A State Department official, speaking on condition of anonymity, said that the U.S. government is responsible for the safety of foreign diplomats on American soil—but that usually means offering local police assistance, not weapons. The official added that some diplomatic missions do occasionally take security into their own hands, like the Israeli embassy, which maintains its own armed force.
Do the DRC officials need nearly three dozen handguns for personal protection in Manhattan? Probably not—but even if they intended to take the weapons back home, it wouldn’t be a problem, said Alvarez: The guns could be sported out of the U.S. in diplomatic pouches, which cannot be searched.

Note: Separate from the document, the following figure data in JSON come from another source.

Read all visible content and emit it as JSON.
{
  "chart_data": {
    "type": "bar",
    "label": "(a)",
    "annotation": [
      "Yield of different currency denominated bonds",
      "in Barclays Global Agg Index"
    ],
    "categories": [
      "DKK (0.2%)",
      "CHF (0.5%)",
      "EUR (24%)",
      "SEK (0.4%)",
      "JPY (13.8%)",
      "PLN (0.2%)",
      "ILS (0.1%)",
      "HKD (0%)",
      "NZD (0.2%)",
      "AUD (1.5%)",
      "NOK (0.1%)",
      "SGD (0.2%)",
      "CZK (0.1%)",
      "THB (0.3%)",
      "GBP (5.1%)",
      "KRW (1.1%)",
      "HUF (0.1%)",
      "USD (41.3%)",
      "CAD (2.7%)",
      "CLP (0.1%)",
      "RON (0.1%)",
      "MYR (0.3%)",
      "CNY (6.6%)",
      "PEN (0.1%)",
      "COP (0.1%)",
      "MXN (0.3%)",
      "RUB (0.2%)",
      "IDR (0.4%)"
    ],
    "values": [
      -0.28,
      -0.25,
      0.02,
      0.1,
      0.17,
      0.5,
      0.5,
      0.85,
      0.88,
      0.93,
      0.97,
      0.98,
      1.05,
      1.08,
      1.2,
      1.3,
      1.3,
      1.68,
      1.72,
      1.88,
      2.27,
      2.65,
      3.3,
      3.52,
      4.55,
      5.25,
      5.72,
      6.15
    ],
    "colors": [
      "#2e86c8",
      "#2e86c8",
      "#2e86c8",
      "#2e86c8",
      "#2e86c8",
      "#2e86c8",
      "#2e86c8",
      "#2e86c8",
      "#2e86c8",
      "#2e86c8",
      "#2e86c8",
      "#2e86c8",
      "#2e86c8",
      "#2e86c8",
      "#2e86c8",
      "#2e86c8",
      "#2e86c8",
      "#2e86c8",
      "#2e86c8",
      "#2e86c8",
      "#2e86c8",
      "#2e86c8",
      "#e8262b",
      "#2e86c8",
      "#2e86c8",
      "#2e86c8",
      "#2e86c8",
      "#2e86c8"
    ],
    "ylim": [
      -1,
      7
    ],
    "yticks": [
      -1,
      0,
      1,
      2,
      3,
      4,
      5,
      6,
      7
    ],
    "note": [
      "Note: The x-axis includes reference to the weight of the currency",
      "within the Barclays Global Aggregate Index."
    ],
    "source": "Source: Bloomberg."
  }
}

If that happened, the firearms would hardly raise an eyebrow in the DRC, a troubled nation of 60 million that shares a border with Uganda and Rwanda and has been a battleground for the region’s thuggish government forces and equally brutal rebels.
More than 3.5 million people in the DRC have died since 1998 as a result of the fighting, according to Jerry Fowler at the U.S. Holocaust Memorial Museum, which has launched an online exhibition focusing on the region.
At the gun shop last month, the DRC diplomats displayed no clues about their intentions. They stood outside the store, talking softly and drinking bottled water for 15 minutes in the afternoon sun, while the store’s employees loaded the idling Town Car with two large cardboard boxes and two plastic shopping bags. Just after 4 p.m., the officials climbed into the car, along with Hu, who carried a black satchel into the back seat. Then the car slipped into the street and quickly blended in with traffic.
The DRC mission declined to comment on the purchase, but Hu briefly discussed the diplomats’ visit the next day. The DRC officials were not his first foreign customers, he said. “Sure, we do diplomatic—United Nations, yeah,” he said. When asked what procedures they were required to follow for such a transaction, Hu answered, “I’m busy—sorry. I have a lot of work to do. I’m very sorry.”
Asked the same question the following week, Hu declined to elaborate. “I have no time now,” he said. “Call tomorrow—uh, the day after tomorrow.” When called again, Hu repeated his refrain.
Jovino has five employees and does about $1 million worth of business annually. “Our business was always primarily law enforcement, both retail and on a wholesale basis,” Imperato said, but that changed after the NYPD got its own equipment bureau.
A study by Columbia professor Howard Andrews once cited the shop as one of the biggest suppliers of guns used in New York City crimes. Of the 11,700 guns recovered in criminal investigations from 1996 to 2000, the study found, 102 were purchased at Jovino. Only two Virginia gun shops beat that tally, and they’ve both been shut down, papers reported in 2003. That outcome is consistent with Mayor Mike Bloomberg’s tough stance on guns—out-of-state guns, at least. Though the city has sued 27 gun dealers whose inventory migrated into the hands of New York criminals from as far away as Georgia, no litigation is known to be pending against even a single dealer in New York.
Jason Post, a spokesman in the mayor’s office, wouldn’t comment on that, the diplomats’ gun purchase, or any other aspect of this story. Officials at the New York City Commission for the United Nations Consular Corps and Protocol, which deals with the huge diplomatic corps from around the globe, wouldn’t return calls seeking comment on how such a sale squares with Bloomberg’s avowed crackdown on firearms.
The commissioner of that city agency might have some insight into the issue: She’s Marjorie B. Tiven, the mayor’s sister.